Come March 2017 UN Needs To Act On Sri Lanka

By Usha S Sri-Skanda Rajah –December 12, 2016
Come March 2017 UN Needs To Act On Sri Lanka: An ICC Referral Or An International Special Tribunal Is Now Proven To Be Most Wanting – Part 1
Come March when the 34th session of United Nations Human Rights Council gets underway, all eyes should be on Sri Lanka when it is expected, under paragraph 18, to produce a, “a comprehensive written report, followed by a discussion on the implementation of the resolution,” it co-sponsored. The resolution initiated by America, passed without a vote on 1st October 2015 at the 30th session of the UNHRC, which also got the backing of India and China – both of which otherwise hold the position that they would not support a, “country specific resolution” if it’s not, “accepted by the country concerned.”
As the world was observing International Human Rights Day, the day the ‘Universal Declaration of Human Rights’ was adopted by the UN General Assembly in 1950, for Tamils there was actual frustration and no better time to go back to what the new regime under President Sirisena co-signed in the resolution, “promoting accountability, reconciliation and human rights,” in Sri Lanka.
How far has Sri Lanka gone towards fulfilling its obligations under HRC 30, i.e. towards delivering transitional justice to victims of Mullivaiikal? Sri Lanka seems to be inching its way to nowhere as many still ponder over the question that’s been asked again and again: In the search for justice, will Sri Lanka match up to the task? Transitional justice meaning, criminal Justice, reparations, truth and memory, institutional reform, gender issues, matters pertaining to children and youth etc..
As regards even the new regime the answer still seems to be a resounding no!
An examination of a few of the key provisions would show there has been little or no genuine will on the part of the Sirisena regime to implement the resolution comprehensively as stated. While this is the reality, more evidence is emerging, that violations and abuses such as the dreaded ‘white van abductions’ are still going on.

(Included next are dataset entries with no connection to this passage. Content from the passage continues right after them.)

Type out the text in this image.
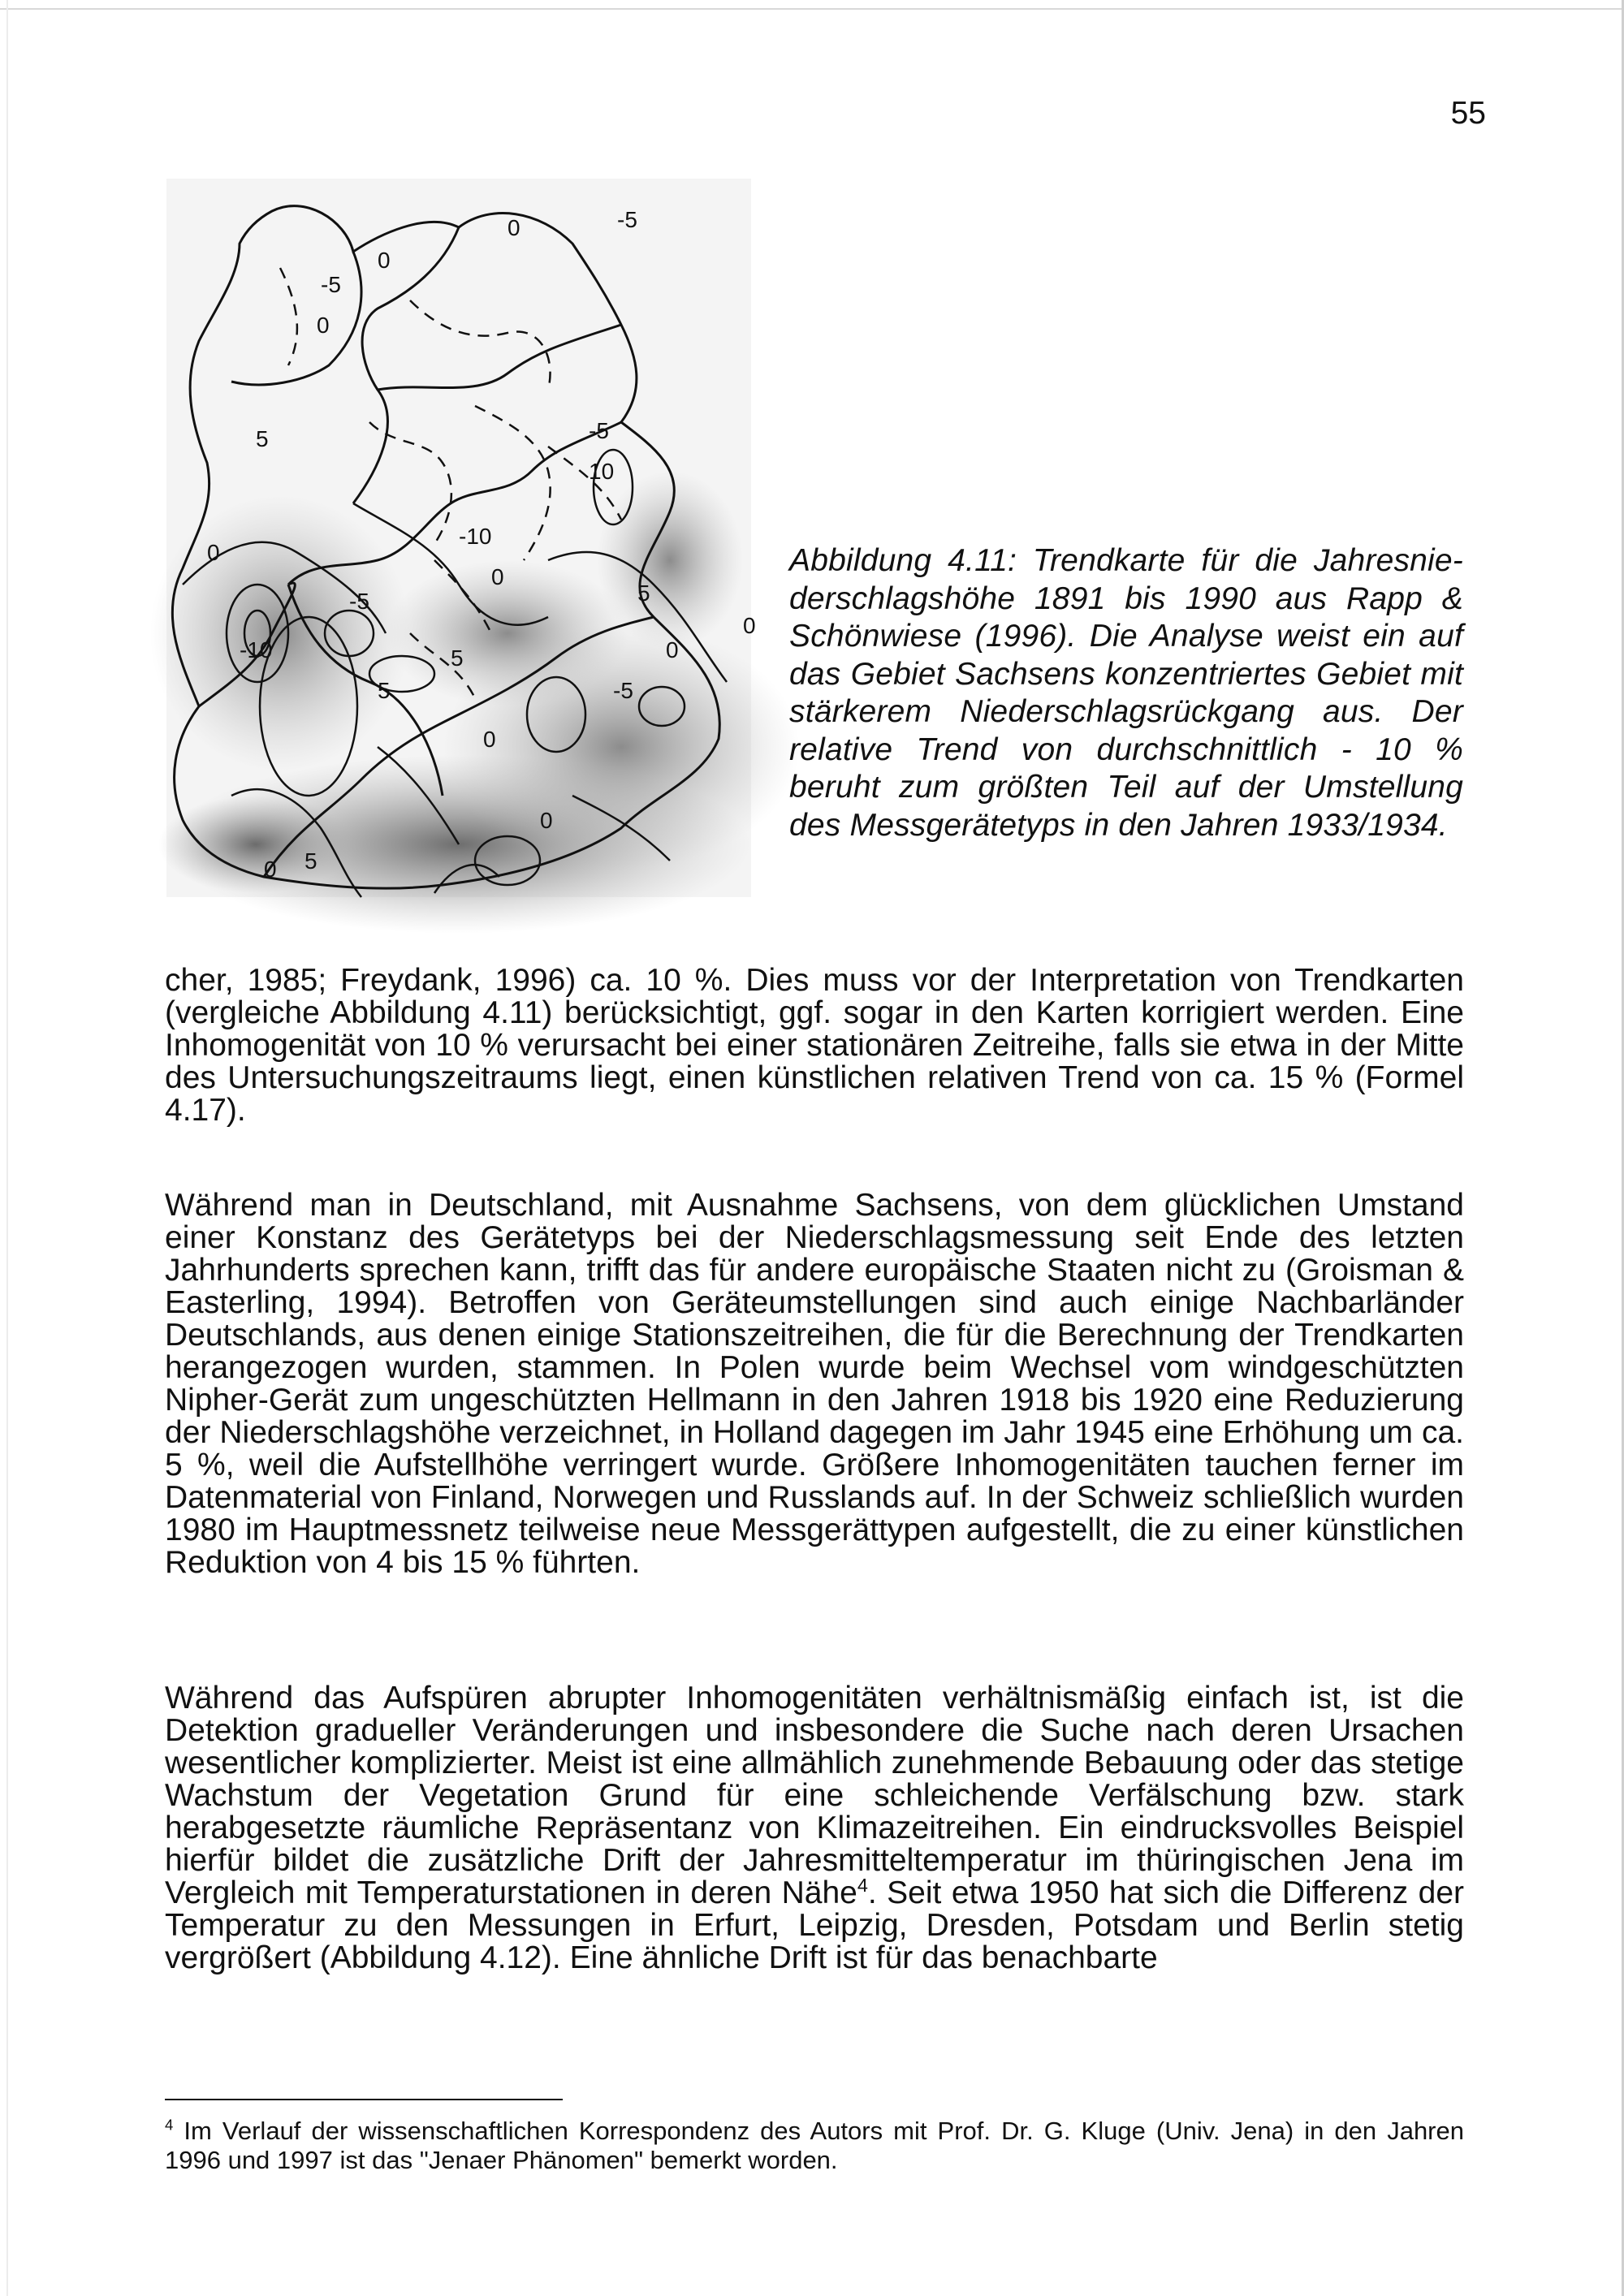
55
-10
0
0	-5
-5
10
-5
0
5
0
0
5	0
-5	5
-10
0
5
0
-5
0
5
0
Abbildung 4.11: Trendkarte für die Jahresnie-derschlagshöhe 1891 bis 1990 aus Rapp & Schönwiese (1996). Die Analyse weist ein auf das Gebiet Sachsens konzentriertes Gebiet mit stärkerem Niederschlagsrückgang aus. Der relative Trend von durchschnittlich - 10 % beruht zum größten Teil auf der Umstellung des Messgerätetyps in den Jahren 1933/1934.
cher, 1985; Freydank, 1996) ca. 10 %. Dies muss vor der Interpretation von Trendkarten (vergleiche Abbildung 4.11) berücksichtigt, ggf. sogar in den Karten korrigiert werden. Eine Inhomogenität von 10 % verursacht bei einer stationären Zeitreihe, falls sie etwa in der Mitte des Untersuchungszeitraums liegt, einen künstlichen relativen Trend von ca. 15 % (Formel 4.17).
Während man in Deutschland, mit Ausnahme Sachsens, von dem glücklichen Umstand einer Konstanz des Gerätetyps bei der Niederschlagsmessung seit Ende des letzten Jahrhunderts sprechen kann, trifft das für andere europäische Staaten nicht zu (Groisman & Easterling, 1994). Betroffen von Geräteumstellungen sind auch einige Nachbarländer Deutschlands, aus denen einige Stationszeitreihen, die für die Berechnung der Trendkarten herangezogen wurden, stammen. In Polen wurde beim Wechsel vom windgeschützten Nipher-Gerät zum ungeschützten Hellmann in den Jahren 1918 bis 1920 eine Reduzierung der Niederschlagshöhe verzeichnet, in Holland dagegen im Jahr 1945 eine Erhöhung um ca. 5 %, weil die Aufstellhöhe verringert wurde. Größere Inhomogenitäten tauchen ferner im Datenmaterial von Finland, Norwegen und Russlands auf. In der Schweiz schließlich wurden 1980 im Hauptmessnetz teilweise neue Messgerättypen aufgestellt, die zu einer künstlichen Reduktion von 4 bis 15 % führten.
Während das Aufspüren abrupter Inhomogenitäten verhältnismäßig einfach ist, ist die Detektion gradueller Veränderungen und insbesondere die Suche nach deren Ursachen wesentlicher komplizierter. Meist ist eine allmählich zunehmende Bebauung oder das stetige Wachstum der Vegetation Grund für eine schleichende Verfälschung bzw. stark herabgesetzte räumliche Repräsentanz von Klimazeitreihen. Ein eindrucksvolles Beispiel hierfür bildet die zusätzliche Drift der Jahresmitteltemperatur im thüringischen Jena im Vergleich mit Temperaturstationen in deren Nähe$^4$. Seit etwa 1950 hat sich die Differenz der Temperatur zu den Messungen in Erfurt, Leipzig, Dresden, Potsdam und Berlin stetig vergrößert (Abbildung 4.12). Eine ähnliche Drift ist für das benachbarte
$^4$ Im Verlauf der wissenschaftlichen Korrespondenz des Autors mit Prof. Dr. G. Kluge (Univ. Jena) in den Jahren 1996 und 1997 ist das "Jenaer Phänomen" bemerkt worden.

Take for instance, Paragraph 13, whilst ratifying the ‘ international Convention for the Protection of All Persons from Enforced Disappearances’, and albeit legislating to creating an Office of Missing Persons (OMP), the regime, has still to get it operational and working. The OMP in itself is a disappointment and did not come up to expectations, the Human Rights Watch reported, because of the, “lack of consultations with the families of the disappeared.”
Moreover, Thambu Kanagasabai in his analysis, wrote the OMP was deceptive and futile, stating, although the, “OMP for its intent and purpose is a positive step to trace, search, and collect information as to the circumstances which led to disappearances, it is just an inquisitional mission without any powers on its own to prosecute those involved in the disappearances after identifying them.”
The ‘office of reparations’ called for under the resolution, is not even in the radar, a main component of transitional justice.
As per Paragraph 12, the draft to replace the much feared, ‘Prevention of Terrorism Act’ (PTA), now referred to as the ‘Counter Terrorism Act’ (CTA) has been condemned by civil society organisations as being worse than the existing one, the text of which is said to be, according to the Sri Lanka Campaign, “deeply disturbing” and quoting a commentator’s observation, “a cure far worse than the disease.” Mr. A Sumanthiran TNA MP, called the draft law, “old wine in a new bottle,” and not, “in tune with international best practices,” and, “fears that the new law will retain objectionable features of the PTA like preventive detention for indefinite periods and legal acceptance of “confessions” made to police officers in the first instance.”